As an arborist I have frequently been asked to “top” people’s trees. People want their trees topped for several reasons: safety concerns, vista pruning, aesthetics or height reduction. This request prompts a conversation about the practice of tree topping and the hazards associated with it.

Topping a tree is the practice of removing tree tops or pieces of the canopy while leaving stubs or branches that are too small to assume the role of a terminal leader. Probably the most common place to observe a topped tree would be underneath a utility wire. These trees are topped in order to prevent them from interfering with the electric grid and not necessarily pruned with the overall tree’s health as the primary focus. 

Topping, “hat racking” or “rounding-over” a tree can put a tremendous amount of stress on a tree. The practice can result in the removal of 50-100% of the tree’s leaves. This extreme reduction in a tree’s leaf bearing canopy places tremendous stress on the tree. If the tree doesn’t die it will use a large portion of it’s starch reserves (stored in the roots) to replace the removed canopy. The replacement shoots will grow quickly from buds located in the outer tissue around the removed branches, but will not be anchored the same as a “normal” branch. This poor attachment point and fast growth often results in these “shoots” failing. 

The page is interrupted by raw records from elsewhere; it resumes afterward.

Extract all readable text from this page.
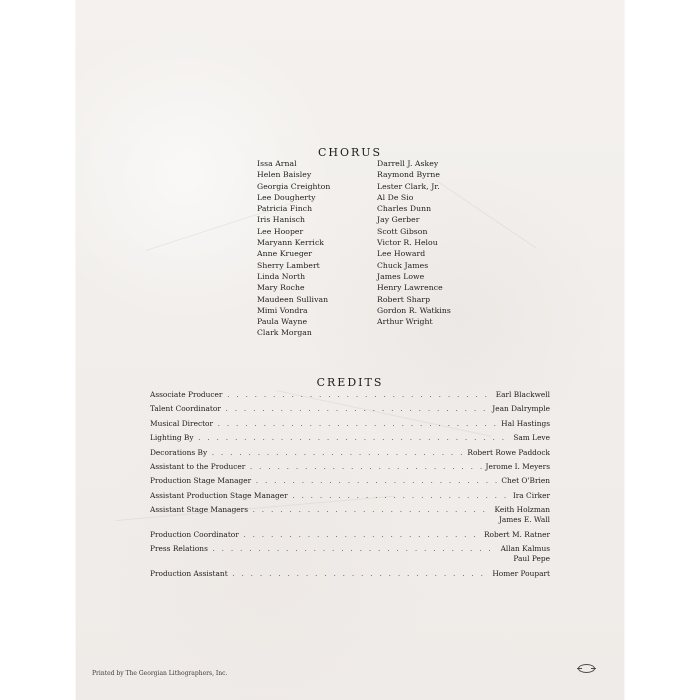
CHORUS
Issa Arnal
Helen Baisley
Georgia Creighton
Lee Dougherty
Patricia Finch
Iris Hanisch
Lee Hooper
Maryann Kerrick
Anne Krueger
Sherry Lambert
Linda North
Mary Roche
Maudeen Sullivan
Mimi Vondra
Paula Wayne
Clark Morgan
Darrell J. Askey
Raymond Byrne
Lester Clark, Jr.
Al De Sio
Charles Dunn
Jay Gerber
Scott Gibson
Victor R. Helou
Lee Howard
Chuck James
James Lowe
Henry Lawrence
Robert Sharp
Gordon R. Watkins
Arthur Wright
CREDITS
Associate Producer . . .	Earl Blackwell
Talent Coordinator . . .	Jean Dalrymple
Musical Director . . .	Hal Hastings
Lighting By . . .	Sam Leve
Decorations By . . .	Robert Rowe Paddock
Assistant to the Producer . . .	Jerome I. Meyers
Production Stage Manager . . .	Chet O'Brien
Assistant Production Stage Manager . . .	Ira Cirker
Assistant Stage Managers . . .	Keith Holzman
James E. Wall
Production Coordinator . . .	Robert M. Ratner
Press Relations . . .	Allan Kalmus
Paul Pepe
Production Assistant . . .	Homer Poupart
Printed by The Georgian Lithographers, Inc.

Residential tree improperly trimmed called “topping” (click to enlarge)

The large wounds left after a tree has been topped expose the tree to more hazards than just fast growing, poorly attached shoots. The wounds are slow to heal (if they heal at all) and the exposed cambium layer is vulnerable to insects, disease, and decay. The remaining portion of the tree can also experience sunburn or “scalding” due to the lack of leaves and sun exposure.

After explaining this to a potential client I am often asked “then what should I do?” Depending on the species, location, health and client desires there are several options. Proper reduction pruning is one solution and involves reducing limbs according to industry standards (Click here to see our pruning guide). If the tree is in poor health or an unfortunate location, removal is also an option. Often times it is better to remove a poor specimen and replace it with a species that is better suited to that particular site. 

As we learn more about the value of trees in our urban forest we have a responsibility to be good stewards of our trees. Witnessing the proverbial “light bulb” turn on after discussing the practice of topping trees is one of the many rewards of being an arborist.